Ballistic performance
| Bullet mass/type | Velocity | Energy |
| 127 gr (8 g) LRX | 3,531 ft/s (1,076 m/s) | 3,516 ft⋅lbf (4,767 J) |  |
| 130 gr (8 g) Scirocco | 3,476 ft/s (1,059 m/s) | 3,487 ft⋅lbf (4,728 J) |  |
| 140 gr (9 g) A-Frame | 3,395 ft/s (1,035 m/s) | 3,583 ft⋅lbf (4,858 J) |  |

= 6.5-300 Weatherby Magnum =

Rifle cartridge

The 6.5-300 Weatherby Magnum is a 6.5mm cartridge created by Weatherby in 2016 for the growing 6.5mm long-range rifle market.

==Background==
As what was then the newest in Weatherby's lineup, this cartridge was designed to directly compete with the 26 Nosler.

==Performance==
Claimed by Weatherby to be the fastest 6.5mm cartridge available.

Designed in a similar fashion as other Weatherby cartridges, it has a large-for-caliber case capacity, resulting in high velocities.
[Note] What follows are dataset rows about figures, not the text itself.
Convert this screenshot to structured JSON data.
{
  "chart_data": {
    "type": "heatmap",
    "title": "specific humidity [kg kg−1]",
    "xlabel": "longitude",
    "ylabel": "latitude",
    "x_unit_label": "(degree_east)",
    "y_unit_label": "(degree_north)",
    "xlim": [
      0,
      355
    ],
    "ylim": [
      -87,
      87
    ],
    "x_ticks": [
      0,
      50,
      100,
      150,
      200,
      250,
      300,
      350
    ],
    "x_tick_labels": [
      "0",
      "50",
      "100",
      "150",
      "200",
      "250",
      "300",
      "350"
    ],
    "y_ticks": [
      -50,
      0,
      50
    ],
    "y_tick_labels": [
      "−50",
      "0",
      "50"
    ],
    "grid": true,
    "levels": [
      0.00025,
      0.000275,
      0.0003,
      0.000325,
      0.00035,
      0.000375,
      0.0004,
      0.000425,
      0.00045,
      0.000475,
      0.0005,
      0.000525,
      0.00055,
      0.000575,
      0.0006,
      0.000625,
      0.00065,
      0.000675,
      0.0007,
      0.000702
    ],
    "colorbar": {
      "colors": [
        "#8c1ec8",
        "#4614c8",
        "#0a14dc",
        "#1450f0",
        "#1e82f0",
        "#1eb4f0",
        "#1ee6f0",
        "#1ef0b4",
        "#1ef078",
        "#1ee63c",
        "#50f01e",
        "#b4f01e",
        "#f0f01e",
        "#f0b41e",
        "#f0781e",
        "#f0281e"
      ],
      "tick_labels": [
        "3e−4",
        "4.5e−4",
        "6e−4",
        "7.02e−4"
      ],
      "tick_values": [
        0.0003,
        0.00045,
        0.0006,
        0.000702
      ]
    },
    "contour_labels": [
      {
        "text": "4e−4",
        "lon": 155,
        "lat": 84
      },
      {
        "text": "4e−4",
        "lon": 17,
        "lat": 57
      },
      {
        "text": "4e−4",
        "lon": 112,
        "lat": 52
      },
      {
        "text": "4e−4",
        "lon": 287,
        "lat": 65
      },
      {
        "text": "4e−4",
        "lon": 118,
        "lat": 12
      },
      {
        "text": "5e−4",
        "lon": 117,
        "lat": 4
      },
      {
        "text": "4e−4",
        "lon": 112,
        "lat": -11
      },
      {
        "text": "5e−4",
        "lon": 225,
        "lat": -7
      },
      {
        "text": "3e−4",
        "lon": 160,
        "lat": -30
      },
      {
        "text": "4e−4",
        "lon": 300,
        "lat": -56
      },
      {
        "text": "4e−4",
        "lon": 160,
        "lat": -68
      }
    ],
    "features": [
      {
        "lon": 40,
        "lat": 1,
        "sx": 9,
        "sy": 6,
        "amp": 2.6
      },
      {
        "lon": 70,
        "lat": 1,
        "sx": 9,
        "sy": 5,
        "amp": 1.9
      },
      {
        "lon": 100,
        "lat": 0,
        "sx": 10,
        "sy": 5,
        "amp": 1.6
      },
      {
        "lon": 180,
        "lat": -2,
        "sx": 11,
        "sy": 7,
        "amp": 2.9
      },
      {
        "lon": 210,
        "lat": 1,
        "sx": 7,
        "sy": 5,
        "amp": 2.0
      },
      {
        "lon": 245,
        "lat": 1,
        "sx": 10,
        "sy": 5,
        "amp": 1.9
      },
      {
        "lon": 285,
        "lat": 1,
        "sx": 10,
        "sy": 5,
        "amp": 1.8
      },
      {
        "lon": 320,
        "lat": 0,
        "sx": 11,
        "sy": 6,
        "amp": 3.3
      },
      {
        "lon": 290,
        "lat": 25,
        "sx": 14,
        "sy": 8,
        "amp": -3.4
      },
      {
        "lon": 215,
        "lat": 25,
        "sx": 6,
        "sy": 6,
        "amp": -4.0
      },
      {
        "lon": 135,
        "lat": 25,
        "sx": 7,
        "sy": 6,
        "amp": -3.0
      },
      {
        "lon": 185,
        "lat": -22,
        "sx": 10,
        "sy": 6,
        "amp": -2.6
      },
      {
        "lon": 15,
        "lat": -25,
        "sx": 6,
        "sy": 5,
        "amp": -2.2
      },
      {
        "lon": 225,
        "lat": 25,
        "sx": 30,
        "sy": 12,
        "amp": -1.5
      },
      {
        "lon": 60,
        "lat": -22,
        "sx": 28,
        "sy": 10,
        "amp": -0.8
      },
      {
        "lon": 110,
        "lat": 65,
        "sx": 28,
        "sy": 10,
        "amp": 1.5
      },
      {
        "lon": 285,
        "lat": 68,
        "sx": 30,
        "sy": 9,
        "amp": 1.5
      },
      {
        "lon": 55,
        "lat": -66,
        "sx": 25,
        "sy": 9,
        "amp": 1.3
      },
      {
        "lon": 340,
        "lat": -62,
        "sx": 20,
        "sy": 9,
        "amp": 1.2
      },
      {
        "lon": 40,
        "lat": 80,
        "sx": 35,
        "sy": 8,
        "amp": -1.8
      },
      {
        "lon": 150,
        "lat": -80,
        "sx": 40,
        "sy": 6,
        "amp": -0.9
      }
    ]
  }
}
When bullets with high ballistic coefficients are used, trajectories are extremely flat, allowing the projectile to retain a significant amount of energy downrange.

==Availability==

Weatherby is currently the only manufacturer of rifles chambered in the 6.5-300 Weatherby Magnum, as well as the only current supplier of ammunition. Brass cases are available from Weatherby and Petersen for handloading. Cases can also be formed by necking down .300 Weatherby Magnum brass.